IATA Against Airlines Collecting Departing Passengers’ Fingerprints
The International Air Transport Association (IATA) is against the proposal of the U.S. Congress to require airlines to be collectors of foreign travelers’ fingerprints as they leave the United States. IATA told All Headline News that such a move would result in long queues at check-in counters.
While Congress had approved the mandated fingerprint collection for incoming and outgoing foreigners, the law did not specify who takes charge of collecting the fingerprints. The Department of Homeland Security (DHS) pointed to airlines.

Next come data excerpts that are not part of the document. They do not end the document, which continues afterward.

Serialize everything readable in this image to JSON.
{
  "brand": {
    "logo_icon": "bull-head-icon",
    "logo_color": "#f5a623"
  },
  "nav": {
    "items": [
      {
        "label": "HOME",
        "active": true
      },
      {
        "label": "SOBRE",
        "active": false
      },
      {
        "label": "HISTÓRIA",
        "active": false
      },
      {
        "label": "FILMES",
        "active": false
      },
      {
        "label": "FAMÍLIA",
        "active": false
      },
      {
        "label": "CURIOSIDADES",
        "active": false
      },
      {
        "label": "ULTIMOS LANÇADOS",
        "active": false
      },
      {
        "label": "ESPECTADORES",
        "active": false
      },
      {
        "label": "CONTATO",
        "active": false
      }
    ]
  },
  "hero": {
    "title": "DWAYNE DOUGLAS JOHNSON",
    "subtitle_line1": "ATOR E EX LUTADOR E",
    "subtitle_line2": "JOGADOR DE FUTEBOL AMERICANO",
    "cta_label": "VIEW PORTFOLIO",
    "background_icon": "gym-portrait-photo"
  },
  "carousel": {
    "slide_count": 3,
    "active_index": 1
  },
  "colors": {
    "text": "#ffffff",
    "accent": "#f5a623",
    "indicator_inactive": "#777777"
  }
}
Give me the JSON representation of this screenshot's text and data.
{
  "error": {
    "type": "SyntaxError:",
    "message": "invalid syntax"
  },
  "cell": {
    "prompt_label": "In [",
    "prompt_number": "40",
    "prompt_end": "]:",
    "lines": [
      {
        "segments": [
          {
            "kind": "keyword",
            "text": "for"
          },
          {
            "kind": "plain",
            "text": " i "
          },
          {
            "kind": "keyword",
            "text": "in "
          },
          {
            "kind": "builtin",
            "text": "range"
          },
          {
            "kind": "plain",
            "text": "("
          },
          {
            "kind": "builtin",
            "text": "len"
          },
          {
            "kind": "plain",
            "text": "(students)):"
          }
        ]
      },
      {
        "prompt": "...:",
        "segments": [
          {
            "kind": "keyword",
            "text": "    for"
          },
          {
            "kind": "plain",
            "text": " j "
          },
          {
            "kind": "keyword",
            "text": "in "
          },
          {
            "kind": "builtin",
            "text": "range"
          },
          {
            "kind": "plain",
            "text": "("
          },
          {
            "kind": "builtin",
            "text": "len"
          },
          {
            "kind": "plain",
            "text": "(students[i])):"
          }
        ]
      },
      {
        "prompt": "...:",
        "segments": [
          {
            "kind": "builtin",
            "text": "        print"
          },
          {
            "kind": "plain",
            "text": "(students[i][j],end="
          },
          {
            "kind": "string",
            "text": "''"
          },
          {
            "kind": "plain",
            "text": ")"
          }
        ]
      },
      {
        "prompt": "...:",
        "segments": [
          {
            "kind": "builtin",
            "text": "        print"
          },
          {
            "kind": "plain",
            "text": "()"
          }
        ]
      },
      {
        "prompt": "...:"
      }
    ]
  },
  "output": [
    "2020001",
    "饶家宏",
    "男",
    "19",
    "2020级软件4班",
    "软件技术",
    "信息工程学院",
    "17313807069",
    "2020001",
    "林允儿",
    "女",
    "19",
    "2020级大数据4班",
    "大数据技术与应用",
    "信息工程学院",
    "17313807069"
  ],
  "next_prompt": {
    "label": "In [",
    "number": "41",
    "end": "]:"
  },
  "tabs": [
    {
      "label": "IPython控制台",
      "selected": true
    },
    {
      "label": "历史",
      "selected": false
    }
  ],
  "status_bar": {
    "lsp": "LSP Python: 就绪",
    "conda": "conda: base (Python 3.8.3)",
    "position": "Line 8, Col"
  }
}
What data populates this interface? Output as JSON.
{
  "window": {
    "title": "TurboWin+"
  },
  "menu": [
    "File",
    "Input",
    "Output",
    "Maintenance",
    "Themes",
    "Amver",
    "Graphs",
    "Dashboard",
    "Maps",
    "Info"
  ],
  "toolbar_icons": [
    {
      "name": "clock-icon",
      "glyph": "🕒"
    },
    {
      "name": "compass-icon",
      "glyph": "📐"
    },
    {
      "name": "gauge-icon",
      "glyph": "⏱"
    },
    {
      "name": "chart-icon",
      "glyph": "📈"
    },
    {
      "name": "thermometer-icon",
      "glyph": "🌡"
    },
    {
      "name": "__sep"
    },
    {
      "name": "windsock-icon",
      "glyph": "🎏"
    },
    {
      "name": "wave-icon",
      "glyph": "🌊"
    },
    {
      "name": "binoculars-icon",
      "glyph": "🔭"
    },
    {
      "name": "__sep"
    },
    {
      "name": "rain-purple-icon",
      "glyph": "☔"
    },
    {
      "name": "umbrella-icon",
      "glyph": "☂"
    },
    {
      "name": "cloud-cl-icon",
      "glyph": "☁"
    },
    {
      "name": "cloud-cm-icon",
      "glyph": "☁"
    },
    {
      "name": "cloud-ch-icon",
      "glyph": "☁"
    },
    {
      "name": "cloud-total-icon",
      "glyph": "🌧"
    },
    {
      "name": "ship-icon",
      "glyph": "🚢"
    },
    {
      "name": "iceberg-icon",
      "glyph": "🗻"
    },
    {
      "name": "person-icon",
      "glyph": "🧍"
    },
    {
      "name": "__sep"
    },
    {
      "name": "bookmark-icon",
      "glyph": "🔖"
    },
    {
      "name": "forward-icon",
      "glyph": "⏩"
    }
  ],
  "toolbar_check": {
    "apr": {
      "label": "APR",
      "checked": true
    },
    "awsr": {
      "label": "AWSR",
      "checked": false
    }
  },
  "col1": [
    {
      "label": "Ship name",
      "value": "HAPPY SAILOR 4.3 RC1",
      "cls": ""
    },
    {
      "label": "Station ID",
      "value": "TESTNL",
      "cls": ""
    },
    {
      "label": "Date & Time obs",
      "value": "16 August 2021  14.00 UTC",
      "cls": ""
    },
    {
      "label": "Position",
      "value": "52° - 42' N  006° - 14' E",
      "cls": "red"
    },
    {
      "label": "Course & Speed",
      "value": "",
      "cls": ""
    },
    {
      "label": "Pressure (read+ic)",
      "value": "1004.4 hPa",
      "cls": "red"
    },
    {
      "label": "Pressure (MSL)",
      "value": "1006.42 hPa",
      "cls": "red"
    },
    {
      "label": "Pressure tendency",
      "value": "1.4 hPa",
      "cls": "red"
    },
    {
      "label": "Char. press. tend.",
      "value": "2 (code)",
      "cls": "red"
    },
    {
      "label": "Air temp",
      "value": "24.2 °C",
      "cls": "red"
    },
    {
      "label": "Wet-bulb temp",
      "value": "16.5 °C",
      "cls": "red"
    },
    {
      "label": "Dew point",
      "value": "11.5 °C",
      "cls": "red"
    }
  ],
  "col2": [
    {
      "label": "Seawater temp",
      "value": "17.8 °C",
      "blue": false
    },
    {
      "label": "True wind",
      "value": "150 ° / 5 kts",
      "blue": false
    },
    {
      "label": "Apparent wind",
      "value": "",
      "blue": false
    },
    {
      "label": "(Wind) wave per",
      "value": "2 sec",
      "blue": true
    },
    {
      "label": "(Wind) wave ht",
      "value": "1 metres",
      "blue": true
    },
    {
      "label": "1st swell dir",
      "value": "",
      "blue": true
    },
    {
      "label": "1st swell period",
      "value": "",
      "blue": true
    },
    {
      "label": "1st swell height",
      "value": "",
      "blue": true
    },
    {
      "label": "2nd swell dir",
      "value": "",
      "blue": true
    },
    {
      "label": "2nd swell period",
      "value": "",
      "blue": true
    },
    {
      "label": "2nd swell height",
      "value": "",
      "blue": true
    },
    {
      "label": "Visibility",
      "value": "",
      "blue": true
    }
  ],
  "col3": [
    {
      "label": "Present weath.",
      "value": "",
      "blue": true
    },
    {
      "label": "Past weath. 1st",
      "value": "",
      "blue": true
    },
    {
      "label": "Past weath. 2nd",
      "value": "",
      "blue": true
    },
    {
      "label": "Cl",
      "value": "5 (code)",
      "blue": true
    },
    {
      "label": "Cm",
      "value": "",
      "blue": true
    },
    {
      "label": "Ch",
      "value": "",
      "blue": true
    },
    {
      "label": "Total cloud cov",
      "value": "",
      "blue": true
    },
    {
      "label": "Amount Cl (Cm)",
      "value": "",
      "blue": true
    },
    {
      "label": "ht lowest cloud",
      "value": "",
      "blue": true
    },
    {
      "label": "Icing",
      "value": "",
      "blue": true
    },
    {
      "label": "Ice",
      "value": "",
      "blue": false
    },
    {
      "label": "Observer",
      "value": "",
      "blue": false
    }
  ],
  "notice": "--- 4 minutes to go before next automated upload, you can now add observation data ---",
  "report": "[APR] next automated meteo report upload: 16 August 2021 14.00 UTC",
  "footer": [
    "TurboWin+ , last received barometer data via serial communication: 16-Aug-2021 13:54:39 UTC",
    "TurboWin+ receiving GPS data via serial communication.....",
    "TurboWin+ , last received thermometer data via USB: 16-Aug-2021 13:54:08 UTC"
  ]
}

Ken Dunlap, IATA North America’s security chief, says, “This is a government function, not to be outsourced to the private sector.” IATA estimates it would take at least one minute to fingerprint each leaving passenger. The measure would lead to long lines, flight delays and cost millions.
DHS insists taking that extra measure is vital since it will assist the Department discover overstaying tourists and battle international terrorism. Robert Mocny, head of Homeland security’s finger program, explained to US Today, “It’s a better way of monitoring the movement of individuals we have an interest in without them hiding behind a fake name.”
He says airlines are in the best position to do the task because they already give an electronic list of incoming passengers to the federal government and turn over visitors’ forms filled in before foreigners leave the United States. Mocny says it would just take one second to take four fingerprints, which Douglas Lavin, IATA North America chief, disputes.
The life of the fingerprint plan depends on the Office of Management and Budget, which may approve, amend or reject the scheme. If it OKs the plan, the Office would still solicit public opinion on the scheme before it implements the plan. Its earliest implementation, if approved, would be early 2009.
According to All Headline News, Stewart Verdery, former Homeland security assistant secretary for border and transport policy, says the proposal will likely not prosper due to a strong lobby from the air carriers.